I suspect this is a just a very complicated problem throughout all of the PHP community. Or what am I missing here?


Solution

  • Using a repository is the only sane option you considered.

    Here's what you could do.

    Define a repository interface

    This interface will describe how you query certain entities.

    interface Events
    {
        /**
         * @return Event[]
         */
        public function findUserEvents(User $user, $sort, $limit, array $filters = []);
    }
    

    or perhaps:

    interface Events
    {
        /**
         * @return Event[]
         */
        public function findUserEvents(User $user, Query $query);
    }
    
    class Query
    {
        private $sort;
        private $limit;
        private $filters = [];
    
        // methods
    }
    

    Implement the interface

    Use whatever you like to implement the interface - Doctrine, Eloquent, plain SQL - whatever you feel comfortable with.

    use Doctrine\ORM\EntityRepository;
    
    class DoctrineEvents implements Events
    {
        private $entityRepository;
    
        public function __construct(EntityRepository $entityRepository)
        {
            $this->entityRepository = $entityRepository;
        }
    
        /**
         * @return Event[]
         */
        public function findUserEvents(User $user, $sort, $limit, array $filters = [])
        {
            // query $this->entityRepostory and return a collection of Event objects
        }
    }
    

    Alternatively, you can inject the EntityManager instead of the EntityRepository.

    Only to show you how easy it is to provide alternative implementations, here's an SQL implementation:

    class SqlEvents implements Events
    {
        private $pdo;
    
        public function __construct(\PDO $pdo)
        {
            $this->pdo = $pdo;
        }
    
        /**
         * @return Event[]
         */
        public function findUserEvents(User $user, $sort, $limit, array $filters = [])
        {
            // use $this->pdo to query the database
            // you'll need to convert results into a collection of Event objects 
        }
    }
    

    Easy. For tests you could provide an in-memory implementation.

    Rely on the interface

    Whenever you need your shiny new repository, always use the interface type hint. This will allow you to replace the implementation whenever you feel the one that you chose on the beginning no longer does the job.

    class MyController
    {
        private $events;
        private $view;
    
        public function __construct(Events $events, View $view)
        {
            $this->events = $events;
        }
    
        public function listAction(Request $request)
        {
            $user = // ...
    
            $events = $this->events->findUserEvents($user, 'ASC', 10);
    
            return $this->view->render('list.html', ['events' => $events]);
        }
    }
    

    In this example, MyController can work with any implementation of Events interface.
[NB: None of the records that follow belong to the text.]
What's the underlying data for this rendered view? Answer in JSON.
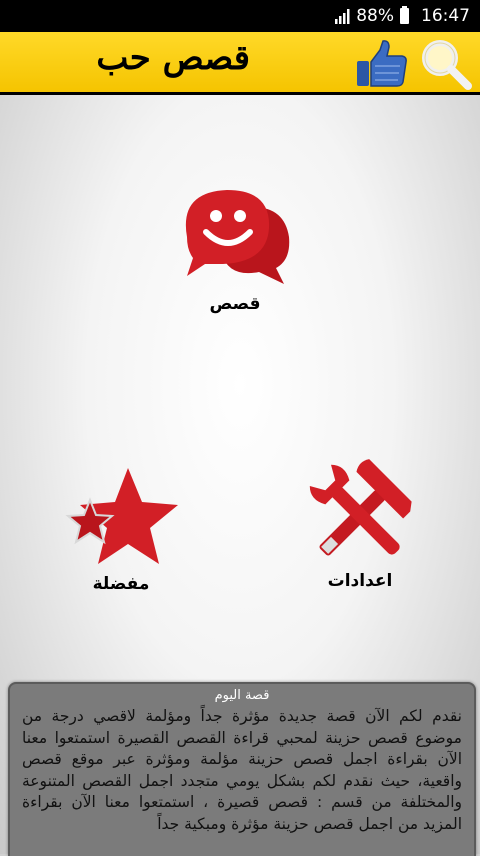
{
  "status_bar": {
    "battery": "88%",
    "time": "16:47"
  },
  "header": {
    "title": "قصص حب",
    "like_icon": "thumbs-up-icon",
    "search_icon": "search-icon"
  },
  "menu": {
    "stories_label": "قصص",
    "favorites_label": "مفضلة",
    "settings_label": "اعدادات"
  },
  "story_of_day": {
    "title": "قصة اليوم",
    "body": "نقدم لكم الآن قصة جديدة مؤثرة جداً ومؤلمة لاقصي درجة من موضوع قصص حزينة لمحبي قراءة القصص القصيرة استمتعوا معنا الآن بقراءة اجمل قصص حزينة مؤلمة ومؤثرة عبر موقع قصص واقعية، حيث نقدم لكم بشكل يومي متجدد اجمل القصص المتنوعة والمختلفة من قسم : قصص قصيرة ، استمتعوا معنا الآن بقراءة المزيد من اجمل قصص حزينة مؤثرة ومبكية جداً"
  },
  "colors": {
    "accent_red": "#d21f26",
    "header_yellow": "#f5c400",
    "story_bg": "#7b7b7b"
  }
}
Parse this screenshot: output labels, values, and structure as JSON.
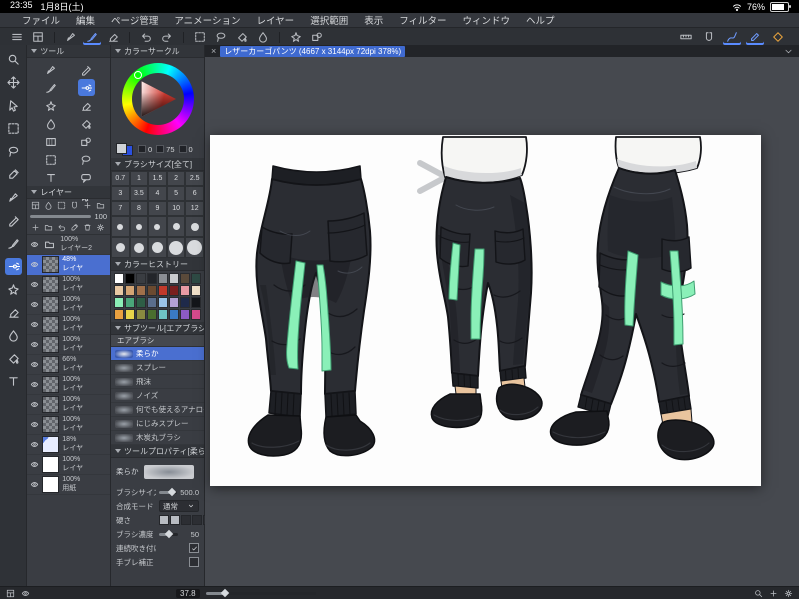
{
  "status_bar": {
    "time": "23:35",
    "date": "1月8日(土)",
    "battery_percent": "76%"
  },
  "menu_bar": {
    "items": [
      "ファイル",
      "編集",
      "ページ管理",
      "アニメーション",
      "レイヤー",
      "選択範囲",
      "表示",
      "フィルター",
      "ウィンドウ",
      "ヘルプ"
    ]
  },
  "command_bar": {
    "left_icons": [
      "hamburger",
      "layout",
      "|",
      "pen",
      "brush",
      "eraser",
      "|",
      "undo",
      "redo",
      "|",
      "marquee",
      "lasso",
      "fill",
      "blend",
      "|",
      "decoration",
      "figure"
    ],
    "active_left": [
      "brush"
    ],
    "right_icons": [
      "ruler",
      "snap",
      "draw",
      "edit",
      "diamond"
    ],
    "active_right": [
      "draw",
      "edit"
    ]
  },
  "document_tab": {
    "close": "×",
    "title": "レザーカーゴパンツ (4667 x 3144px 72dpi 378%)"
  },
  "tool_strip": {
    "tools": [
      "zoom",
      "move",
      "operate",
      "marquee",
      "lasso",
      "eyedropper",
      "pen",
      "pencil",
      "brush",
      "airbrush",
      "decoration",
      "eraser",
      "blend",
      "fill",
      "text"
    ],
    "active": "airbrush"
  },
  "tool_panel": {
    "title": "ツール",
    "tools": [
      "pen",
      "pencil",
      "brush",
      "airbrush",
      "decoration",
      "eraser",
      "blend",
      "fill",
      "gradient",
      "figure",
      "marquee",
      "lasso",
      "text",
      "balloon",
      "ruler",
      "operate"
    ],
    "active": "airbrush"
  },
  "layers_panel": {
    "title": "レイヤー",
    "opacity": "100",
    "top_icons": [
      "layout",
      "blend",
      "marquee",
      "snap",
      "plus",
      "folder"
    ],
    "bottom_icons": [
      "plus",
      "folder",
      "undo",
      "eyedropper",
      "trash",
      "gear"
    ],
    "rows": [
      {
        "pct": "100%",
        "name": "レイヤー2",
        "thumb": "folder",
        "selected": false
      },
      {
        "pct": "48%",
        "name": "レイヤ",
        "thumb": "checker",
        "selected": true
      },
      {
        "pct": "100%",
        "name": "レイヤ",
        "thumb": "checker",
        "selected": false
      },
      {
        "pct": "100%",
        "name": "レイヤ",
        "thumb": "checker",
        "selected": false
      },
      {
        "pct": "100%",
        "name": "レイヤ",
        "thumb": "checker",
        "selected": false
      },
      {
        "pct": "100%",
        "name": "レイヤ",
        "thumb": "checker",
        "selected": false
      },
      {
        "pct": "66%",
        "name": "レイヤ",
        "thumb": "checker",
        "selected": false
      },
      {
        "pct": "100%",
        "name": "レイヤ",
        "thumb": "checker",
        "selected": false
      },
      {
        "pct": "100%",
        "name": "レイヤ",
        "thumb": "checker",
        "selected": false
      },
      {
        "pct": "100%",
        "name": "レイヤ",
        "thumb": "checker",
        "selected": false
      },
      {
        "pct": "18%",
        "name": "レイヤ",
        "thumb": "blue",
        "selected": false
      },
      {
        "pct": "100%",
        "name": "レイヤ",
        "thumb": "white",
        "selected": false
      },
      {
        "pct": "100%",
        "name": "用紙",
        "thumb": "white",
        "selected": false
      }
    ]
  },
  "color_panel": {
    "title": "カラーサークル",
    "values": [
      "0",
      "75",
      "0"
    ]
  },
  "brush_size_panel": {
    "title": "ブラシサイズ[全て]",
    "sizes_text": [
      "0.7",
      "1",
      "1.5",
      "2",
      "2.5",
      "3",
      "3.5",
      "4",
      "5",
      "6",
      "7",
      "8",
      "9",
      "10",
      "12"
    ],
    "sizes_circle": [
      15,
      17,
      20,
      25,
      30,
      40,
      50,
      60,
      80,
      100
    ]
  },
  "color_history_panel": {
    "title": "カラーヒストリー",
    "colors": [
      "#ffffff",
      "#000000",
      "#3a3d42",
      "#23252a",
      "#8b8e94",
      "#c9cbce",
      "#5a4a3a",
      "#2e4a44",
      "#e8c9a4",
      "#d4a574",
      "#a0704a",
      "#6b4a30",
      "#c0392b",
      "#7a1f1f",
      "#e89aa4",
      "#f0e0c8",
      "#8beeb6",
      "#4aa67a",
      "#2e5e46",
      "#5a6e8c",
      "#9ac4e8",
      "#b4a0d4",
      "#1f2a4a",
      "#14161a",
      "#e8a040",
      "#e8d44a",
      "#8a8a40",
      "#4a6e2e",
      "#6ec4c4",
      "#3a7ac4",
      "#8c5ac4",
      "#d44a8c"
    ]
  },
  "subtool_panel": {
    "title": "サブツール[エアブラシ]",
    "group": "エアブラシ",
    "items": [
      "柔らか",
      "スプレー",
      "飛沫",
      "ノイズ",
      "何でも使えるアナログ風ブラシ",
      "にじみスプレー",
      "木炭丸ブラシ"
    ],
    "selected_index": 0
  },
  "tool_property_panel": {
    "title": "ツールプロパティ[柔らか]",
    "preset": "柔らか",
    "properties": [
      {
        "label": "ブラシサイズ",
        "value": "500.0",
        "type": "slider",
        "percent": 70
      },
      {
        "label": "合成モード",
        "value": "通常",
        "type": "dropdown"
      },
      {
        "label": "硬さ",
        "value": "",
        "type": "blocks",
        "on": 2
      },
      {
        "label": "ブラシ濃度",
        "value": "50",
        "type": "slider",
        "percent": 50
      },
      {
        "label": "連続吹き付け",
        "value": "",
        "type": "checkbox",
        "checked": true
      },
      {
        "label": "手ブレ補正",
        "value": "",
        "type": "checkbox",
        "checked": false
      }
    ]
  },
  "navigator_bar": {
    "zoom": "37.8",
    "left_icons": [
      "layout",
      "eye"
    ],
    "right_icons": [
      "zoom",
      "plus",
      "gear"
    ]
  },
  "theme": {
    "accent_blue": "#4a6fd0",
    "strap_mint": "#8af0b8",
    "canvas_bg": "#ffffff"
  }
}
It doesn't care if it's Doctrine, eloquent or sql.

    Choose the implementation

    My private preference would be to use Doctrine. It will take care of lots of things like hydrating objects or caching. Shall you ever need to write an SQL query manually for a case when you need a better performance you can always do that for this particular query. Not everything needs to be implemented in a single way, and since you decoupled from the implementation it is easy to change.